My fascinating question for today:
What should malloc(0) return?
Composing a critique of somebody else's crappy half-baked stdlib
implementation today caused me to take another look at
my
own crappy half-baked stdlib implementation. In part, my critique puts
the memory allocation functions malloc(), free(),
calloc(), and realloc() under the microscope.
One of the four is easy:
calloc() is really just malloc() in disguise --
the only wrinkle is to remember to call memset() afterwards,
which the somebody else in question forgot :-( --, but the other three
engage in an interesting dance.
The C99 standard has the following to say about malloc(0) and
friends, and the text in C90 is similar:
If the size of the space requested is zero, the behavior is
implementation-defined: either a null pointer is returned, or the behavior
is as if the size were some nonzero value, except that the returned pointer
shall not be used to access an object.
I've always preferred the latter behaviour for malloc():
it avoids overloading the meaning of a NULL return, so, especially if your
size was a variable rather than a constant, you can say
"if malloc returned NULL, then abort due to out-of-memory" without having
to fudge about and check that it wasn't really a
returned-NULL-due-to-zero-size situation. (Of course, you could
say that people who actually call malloc() with a size of zero
deserve what they get!)
That (the latter) is also the behaviour required of a C++ allocation function.

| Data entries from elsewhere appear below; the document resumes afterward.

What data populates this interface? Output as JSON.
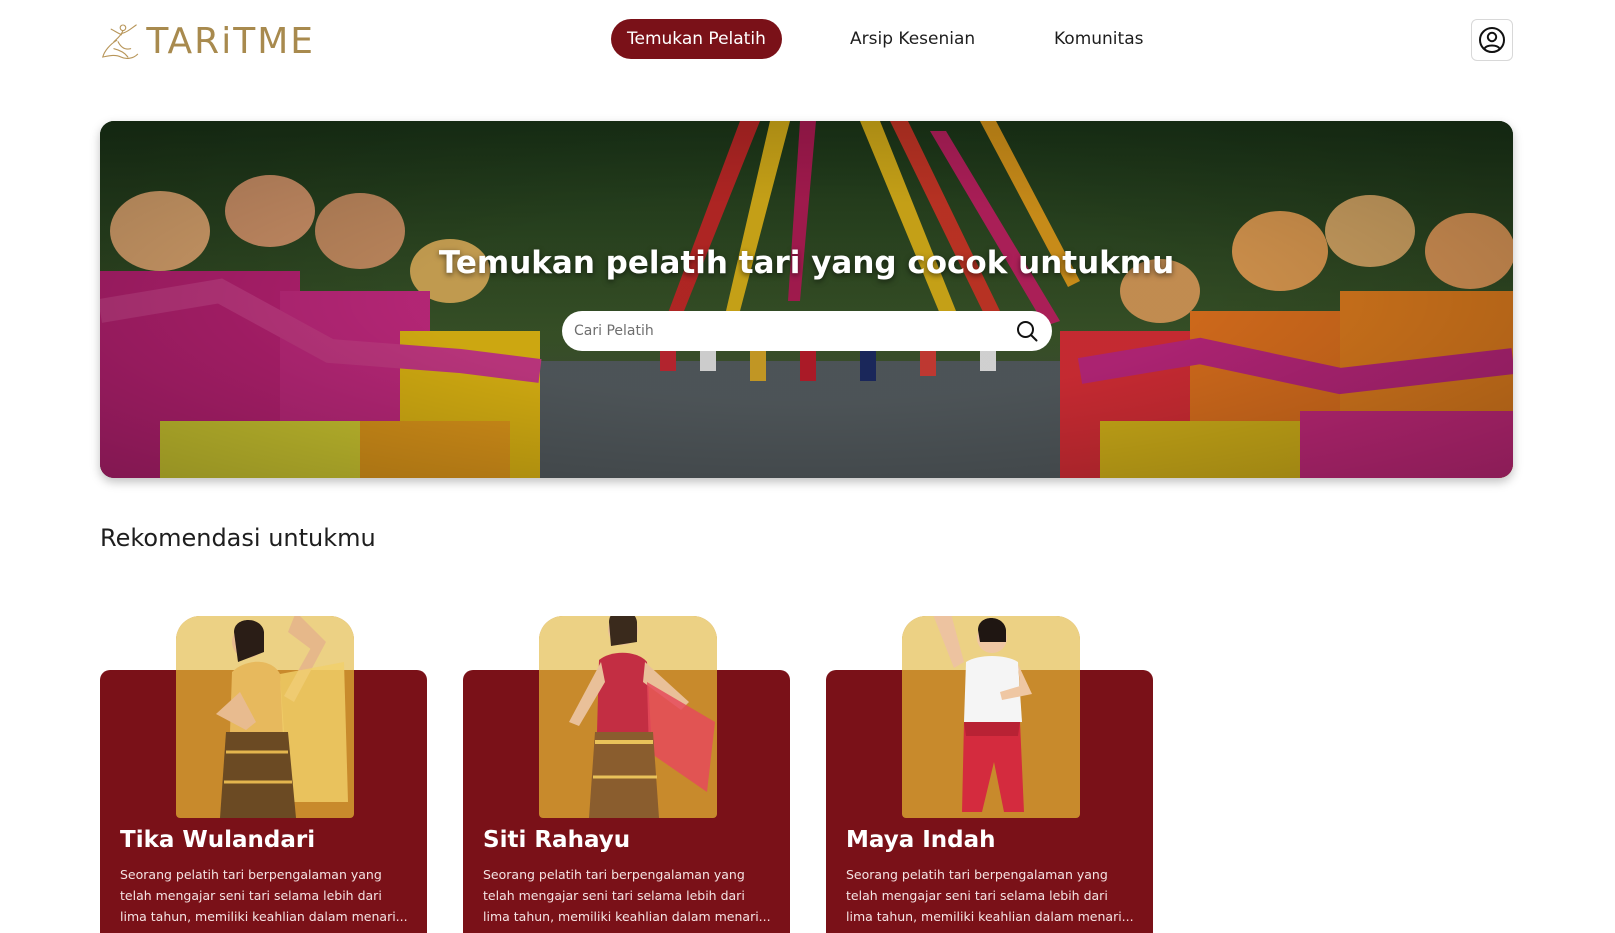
{
  "brand": {
    "name": "TARiTME",
    "logo_icon": "dancer-logo-icon"
  },
  "nav": {
    "items": [
      {
        "label": "Temukan Pelatih",
        "active": true
      },
      {
        "label": "Arsip Kesenian",
        "active": false
      },
      {
        "label": "Komunitas",
        "active": false
      }
    ],
    "profile_icon": "user-circle-icon"
  },
  "hero": {
    "title": "Temukan pelatih tari yang cocok untukmu",
    "search_placeholder": "Cari Pelatih",
    "search_value": "",
    "search_icon": "search-icon"
  },
  "recommendations": {
    "title": "Rekomendasi untukmu",
    "cards": [
      {
        "name": "Tika Wulandari",
        "desc_line1": "Seorang pelatih tari berpengalaman yang",
        "desc_line2": "telah mengajar seni tari selama lebih dari",
        "desc_line3": "lima tahun, memiliki keahlian dalam menari..."
      },
      {
        "name": "Siti Rahayu",
        "desc_line1": "Seorang pelatih tari berpengalaman yang",
        "desc_line2": "telah mengajar seni tari selama lebih dari",
        "desc_line3": "lima tahun, memiliki keahlian dalam menari..."
      },
      {
        "name": "Maya Indah",
        "desc_line1": "Seorang pelatih tari berpengalaman yang",
        "desc_line2": "telah mengajar seni tari selama lebih dari",
        "desc_line3": "lima tahun, memiliki keahlian dalam menari..."
      }
    ]
  },
  "colors": {
    "primary": "#7a1118",
    "card_photo_top": "#ecd184",
    "card_photo_bottom": "#c88a2c",
    "logo_gold": "#a88a4e"
  }
}
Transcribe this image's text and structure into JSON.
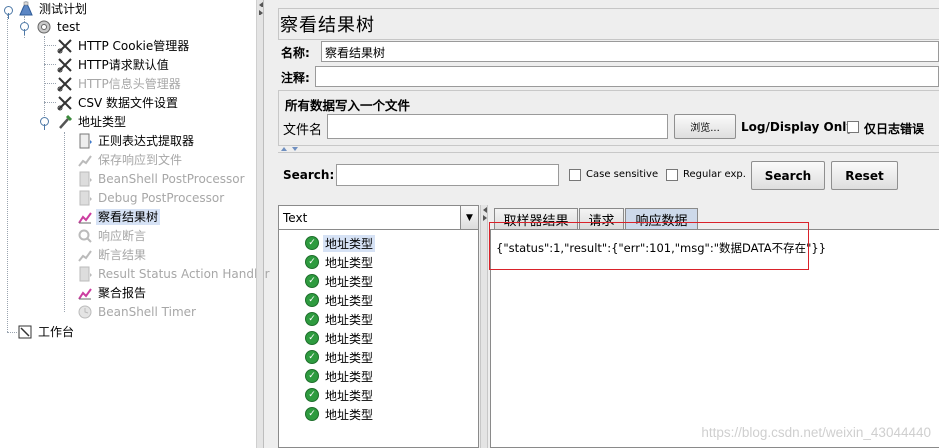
{
  "tree": {
    "items": [
      {
        "label": "测试计划",
        "icon": "test-plan-icon"
      },
      {
        "label": "test",
        "icon": "thread-group-gear-icon"
      },
      {
        "label": "HTTP Cookie管理器",
        "icon": "wrench-scissors-icon"
      },
      {
        "label": "HTTP请求默认值",
        "icon": "wrench-scissors-icon"
      },
      {
        "label": "HTTP信息头管理器",
        "icon": "wrench-scissors-icon"
      },
      {
        "label": "CSV 数据文件设置",
        "icon": "wrench-scissors-icon"
      },
      {
        "label": "地址类型",
        "icon": "sampler-pipette-icon"
      },
      {
        "label": "正则表达式提取器",
        "icon": "post-processor-icon"
      },
      {
        "label": "保存响应到文件",
        "icon": "listener-chart-icon"
      },
      {
        "label": "BeanShell PostProcessor",
        "icon": "post-processor-icon"
      },
      {
        "label": "Debug PostProcessor",
        "icon": "post-processor-icon"
      },
      {
        "label": "察看结果树",
        "icon": "listener-chart-icon"
      },
      {
        "label": "响应断言",
        "icon": "assertion-magnifier-icon"
      },
      {
        "label": "断言结果",
        "icon": "listener-chart-icon"
      },
      {
        "label": "Result Status Action Handler",
        "icon": "post-processor-icon"
      },
      {
        "label": "聚合报告",
        "icon": "listener-chart-icon"
      },
      {
        "label": "BeanShell Timer",
        "icon": "timer-clock-icon"
      },
      {
        "label": "工作台",
        "icon": "workbench-icon"
      }
    ]
  },
  "panel": {
    "title": "察看结果树",
    "name_label": "名称:",
    "name_value": "察看结果树",
    "comment_label": "注释:",
    "comment_value": "",
    "file_group_title": "所有数据写入一个文件",
    "filename_label": "文件名",
    "filename_value": "",
    "browse_button": "浏览...",
    "log_display_label": "Log/Display Only:",
    "errors_only_label": "仅日志错误"
  },
  "search": {
    "label": "Search:",
    "value": "",
    "case_sensitive_label": "Case sensitive",
    "regex_label": "Regular exp.",
    "search_button": "Search",
    "reset_button": "Reset"
  },
  "results": {
    "renderer_value": "Text",
    "samples": [
      "地址类型",
      "地址类型",
      "地址类型",
      "地址类型",
      "地址类型",
      "地址类型",
      "地址类型",
      "地址类型",
      "地址类型",
      "地址类型"
    ],
    "tabs": [
      "取样器结果",
      "请求",
      "响应数据"
    ],
    "active_tab": "响应数据",
    "response_text": "{\"status\":1,\"result\":{\"err\":101,\"msg\":\"数据DATA不存在\"}}"
  },
  "watermark": "https://blog.csdn.net/weixin_43044440",
  "colors": {
    "selection": "#d6e2f5",
    "success_icon": "#2e9b3f",
    "highlight_box": "#d9222a",
    "active_tab": "#cdd9ea"
  }
}
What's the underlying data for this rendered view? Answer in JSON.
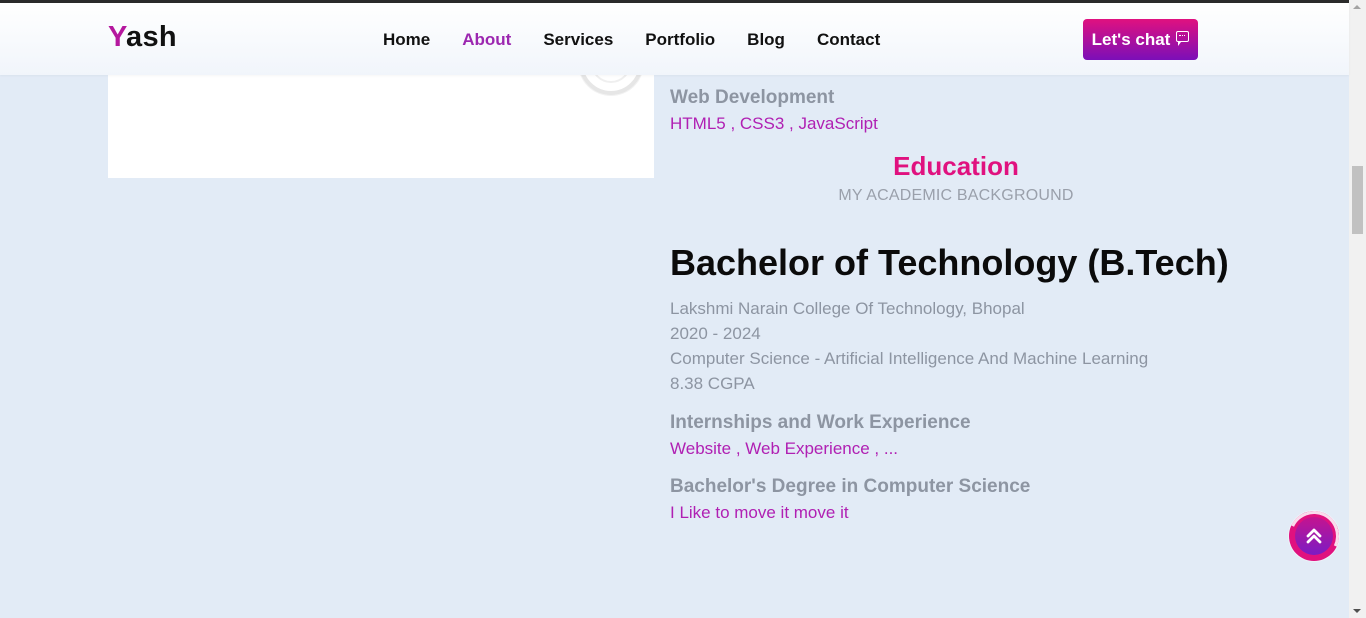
{
  "header": {
    "logo_first": "Y",
    "logo_rest": "ash",
    "nav": [
      "Home",
      "About",
      "Services",
      "Portfolio",
      "Blog",
      "Contact"
    ],
    "active_nav": "About",
    "chat_label": "Let's chat"
  },
  "skills": {
    "title": "Web Development",
    "sub": "HTML5 , CSS3 , JavaScript"
  },
  "education": {
    "heading": "Education",
    "subheading": "MY ACADEMIC BACKGROUND",
    "degree": "Bachelor of Technology (B.Tech)",
    "college": "Lakshmi Narain College Of Technology, Bhopal",
    "years": "2020 - 2024",
    "branch": "Computer Science - Artificial Intelligence And Machine Learning",
    "cgpa": "8.38 CGPA"
  },
  "experience": {
    "title": "Internships and Work Experience",
    "sub": "Website , Web Experience , ..."
  },
  "other": {
    "title": "Bachelor's Degree in Computer Science",
    "sub": "I Like to move it move it"
  },
  "colors": {
    "accent_pink": "#e0117f",
    "accent_purple": "#9c27b0",
    "background": "#e2ebf6"
  },
  "icons": {
    "chat": "chat-bubble-icon",
    "back_to_top": "double-chevron-up-icon"
  }
}
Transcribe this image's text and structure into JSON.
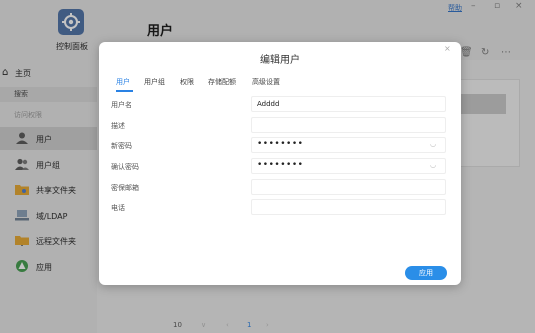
{
  "app": {
    "control_panel_label": "控制面板",
    "page_title": "用户",
    "help_link": "帮助",
    "window_controls": [
      "–",
      "▫",
      "×"
    ]
  },
  "sidebar": {
    "home": "主页",
    "search": "搜索",
    "section": "访问权限",
    "items": [
      {
        "label": "用户",
        "icon": "user-icon",
        "active": true
      },
      {
        "label": "用户组",
        "icon": "user-group-icon",
        "active": false
      },
      {
        "label": "共享文件夹",
        "icon": "shared-folder-icon",
        "active": false
      },
      {
        "label": "域/LDAP",
        "icon": "domain-ldap-icon",
        "active": false
      },
      {
        "label": "远程文件夹",
        "icon": "remote-folder-icon",
        "active": false
      },
      {
        "label": "应用",
        "icon": "apps-icon",
        "active": false
      }
    ]
  },
  "pager": {
    "page_size": "10",
    "current_page": "1"
  },
  "dialog": {
    "title": "编辑用户",
    "close": "×",
    "tabs": [
      {
        "label": "用户",
        "active": true
      },
      {
        "label": "用户组",
        "active": false
      },
      {
        "label": "权限",
        "active": false
      },
      {
        "label": "存储配额",
        "active": false
      },
      {
        "label": "高级设置",
        "active": false
      }
    ],
    "fields": {
      "username": {
        "label": "用户名",
        "value": "Adddd"
      },
      "description": {
        "label": "描述",
        "value": ""
      },
      "new_password": {
        "label": "新密码",
        "value": "••••••••"
      },
      "confirm_password": {
        "label": "确认密码",
        "value": "••••••••"
      },
      "email": {
        "label": "密保邮箱",
        "value": ""
      },
      "phone": {
        "label": "电话",
        "value": ""
      }
    },
    "apply_button": "应用"
  },
  "colors": {
    "accent": "#2a82e4",
    "apply": "#2a8ee8"
  }
}
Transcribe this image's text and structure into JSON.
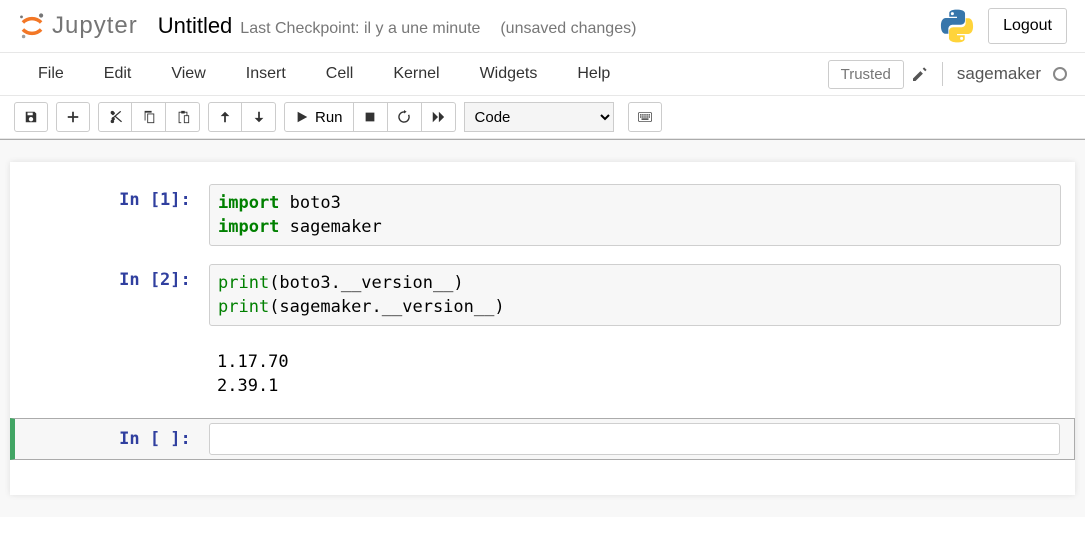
{
  "header": {
    "logo_text": "Jupyter",
    "title": "Untitled",
    "checkpoint_prefix": "Last Checkpoint:",
    "checkpoint_time": "il y a une minute",
    "unsaved": "(unsaved changes)",
    "logout": "Logout"
  },
  "menu": {
    "items": [
      "File",
      "Edit",
      "View",
      "Insert",
      "Cell",
      "Kernel",
      "Widgets",
      "Help"
    ],
    "trusted": "Trusted",
    "kernel_name": "sagemaker"
  },
  "toolbar": {
    "run_label": "Run",
    "celltype_selected": "Code"
  },
  "cells": [
    {
      "prompt": "In [1]: ",
      "code_tokens": [
        {
          "t": "import",
          "c": "kw"
        },
        {
          "t": " boto3\n"
        },
        {
          "t": "import",
          "c": "kw"
        },
        {
          "t": " sagemaker"
        }
      ]
    },
    {
      "prompt": "In [2]: ",
      "code_tokens": [
        {
          "t": "print",
          "c": "builtin"
        },
        {
          "t": "(boto3.__version__)\n"
        },
        {
          "t": "print",
          "c": "builtin"
        },
        {
          "t": "(sagemaker.__version__)"
        }
      ],
      "output": "1.17.70\n2.39.1"
    },
    {
      "prompt": "In [ ]: ",
      "empty": true
    }
  ]
}
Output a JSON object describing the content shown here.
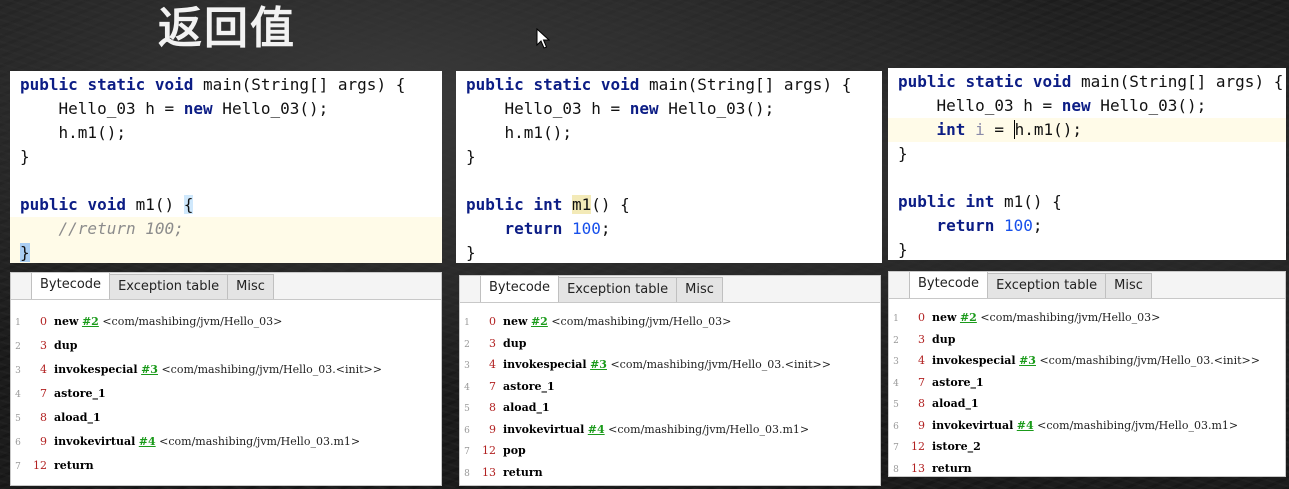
{
  "slide": {
    "title": "返回值"
  },
  "panels": [
    {
      "code": {
        "main_sig": "main(String[] args) {",
        "new_line": "Hello_03 h = ",
        "ctor": " Hello_03();",
        "call": "h.m1();",
        "close": "}",
        "m1_type": "void",
        "m1_name": "m1()",
        "m1_open": "{",
        "m1_body": "//return 100;",
        "m1_close": "}"
      },
      "bytecode": {
        "tabs": [
          "Bytecode",
          "Exception table",
          "Misc"
        ],
        "rows": [
          {
            "ln": "1",
            "off": "0",
            "op": "new",
            "ref": "#2",
            "arg": "<com/mashibing/jvm/Hello_03>"
          },
          {
            "ln": "2",
            "off": "3",
            "op": "dup",
            "ref": "",
            "arg": ""
          },
          {
            "ln": "3",
            "off": "4",
            "op": "invokespecial",
            "ref": "#3",
            "arg": "<com/mashibing/jvm/Hello_03.<init>>"
          },
          {
            "ln": "4",
            "off": "7",
            "op": "astore_1",
            "ref": "",
            "arg": ""
          },
          {
            "ln": "5",
            "off": "8",
            "op": "aload_1",
            "ref": "",
            "arg": ""
          },
          {
            "ln": "6",
            "off": "9",
            "op": "invokevirtual",
            "ref": "#4",
            "arg": "<com/mashibing/jvm/Hello_03.m1>"
          },
          {
            "ln": "7",
            "off": "12",
            "op": "return",
            "ref": "",
            "arg": ""
          }
        ]
      }
    },
    {
      "code": {
        "main_sig": "main(String[] args) {",
        "new_line": "Hello_03 h = ",
        "ctor": " Hello_03();",
        "call": "h.m1();",
        "close": "}",
        "m1_type": "int",
        "m1_name": "m1",
        "m1_paren": "() {",
        "ret_kw": "return",
        "ret_val": "100",
        "semi": ";",
        "m1_close": "}"
      },
      "bytecode": {
        "tabs": [
          "Bytecode",
          "Exception table",
          "Misc"
        ],
        "rows": [
          {
            "ln": "1",
            "off": "0",
            "op": "new",
            "ref": "#2",
            "arg": "<com/mashibing/jvm/Hello_03>"
          },
          {
            "ln": "2",
            "off": "3",
            "op": "dup",
            "ref": "",
            "arg": ""
          },
          {
            "ln": "3",
            "off": "4",
            "op": "invokespecial",
            "ref": "#3",
            "arg": "<com/mashibing/jvm/Hello_03.<init>>"
          },
          {
            "ln": "4",
            "off": "7",
            "op": "astore_1",
            "ref": "",
            "arg": ""
          },
          {
            "ln": "5",
            "off": "8",
            "op": "aload_1",
            "ref": "",
            "arg": ""
          },
          {
            "ln": "6",
            "off": "9",
            "op": "invokevirtual",
            "ref": "#4",
            "arg": "<com/mashibing/jvm/Hello_03.m1>"
          },
          {
            "ln": "7",
            "off": "12",
            "op": "pop",
            "ref": "",
            "arg": ""
          },
          {
            "ln": "8",
            "off": "13",
            "op": "return",
            "ref": "",
            "arg": ""
          }
        ]
      }
    },
    {
      "code": {
        "main_sig": "main(String[] args) {",
        "new_line": "Hello_03 h = ",
        "ctor": " Hello_03();",
        "int_kw": "int",
        "var_i": "i",
        "eq": " = ",
        "call_h": "h",
        "call_rest": ".m1();",
        "close": "}",
        "m1_type": "int",
        "m1_name": "m1() {",
        "ret_kw": "return",
        "ret_val": "100",
        "semi": ";",
        "m1_close": "}"
      },
      "bytecode": {
        "tabs": [
          "Bytecode",
          "Exception table",
          "Misc"
        ],
        "rows": [
          {
            "ln": "1",
            "off": "0",
            "op": "new",
            "ref": "#2",
            "arg": "<com/mashibing/jvm/Hello_03>"
          },
          {
            "ln": "2",
            "off": "3",
            "op": "dup",
            "ref": "",
            "arg": ""
          },
          {
            "ln": "3",
            "off": "4",
            "op": "invokespecial",
            "ref": "#3",
            "arg": "<com/mashibing/jvm/Hello_03.<init>>"
          },
          {
            "ln": "4",
            "off": "7",
            "op": "astore_1",
            "ref": "",
            "arg": ""
          },
          {
            "ln": "5",
            "off": "8",
            "op": "aload_1",
            "ref": "",
            "arg": ""
          },
          {
            "ln": "6",
            "off": "9",
            "op": "invokevirtual",
            "ref": "#4",
            "arg": "<com/mashibing/jvm/Hello_03.m1>"
          },
          {
            "ln": "7",
            "off": "12",
            "op": "istore_2",
            "ref": "",
            "arg": ""
          },
          {
            "ln": "8",
            "off": "13",
            "op": "return",
            "ref": "",
            "arg": ""
          }
        ]
      }
    }
  ],
  "keywords": {
    "public": "public",
    "static": "static",
    "void": "void",
    "new": "new"
  }
}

So if you're writing operator new() in terms of
malloc(), you have to know that your malloc() has
the same preference as I do, or take extra care instead of just
calling malloc().
Now let's look at some of the other requirements that C90 and C99 place
on these functions:
free (NULL) = ({})
realloc (NULL, n) = malloc (n)
realloc (p, 0) = ({ free (p); return NULL; }) when p != NULL
The first is just saying that free(NULL) does nothing, which is,
of course, very convenient -- you get to avoid some tedious checking.
The other two are parts of the definition of realloc(). They are
spelt out in the C90 text; the C99 text as pertains to the last one is quite
different, but it can still be derived from the text.
Now, the "when p != NULL" condition on the last rule is not very
pleasant: it makes for an ugly algebraic rule. Futhermore, I would contend
that programmers who actually write code that's literally
"realloc (p, 0)", with p variable but a constant 0,
expect realloc() to Do The Right Thing even when p is NULL,
just as free() does.
Thus I would contend that programmers actually expect that they are using
a stronger set of rules, in which the third rule holds regardless of the
value of p. (In particular, this is what the Linux man page says
realloc() does; yes, the man page is way stronger here than the
C Standard!)
In that case, we can calculate the value of malloc(0):
malloc (0) = realloc (NULL, 0)
= ({ free (NULL); return NULL; })
= NULL
So that means that the choice is really between:
- either a realloc() that Does The Right Thing for size=0
- or a malloc() that does what I've always preferred for size=0
You can't have both! So I've changed my mind: being able to write
realloc(p, 0) and have it Just Work, like
free(p) does,
is more important to me than having
malloc(0), which I never actually
use, be easily distinguishable from memory exhaustion.
In retrospect, this was all obvious. The specification of
implementation-defined behaviour that I quoted at the beginning applies to
both malloc() and realloc(). Wanting
realloc(p, 0) to be useful in cleanup functions (by just freeing
through p, and not also allocating some dummy "zero-sized" object
that the caller will ignore and will become garbage) means that you've already
made the choice:
realloc() given a size of zero will return a null pointer.
Either that means you've also already made the choice for malloc() too; or you've decided to make the choice differently for the two functions, which
would be really ugly and I'm not even sure is allowed by the Standard.
But playing with the algebra was fun while it lasted!
(Looks like I'm going to have to put that "malloc (size? size : 1)"
stuff back in my library's default C++ allocation functions.)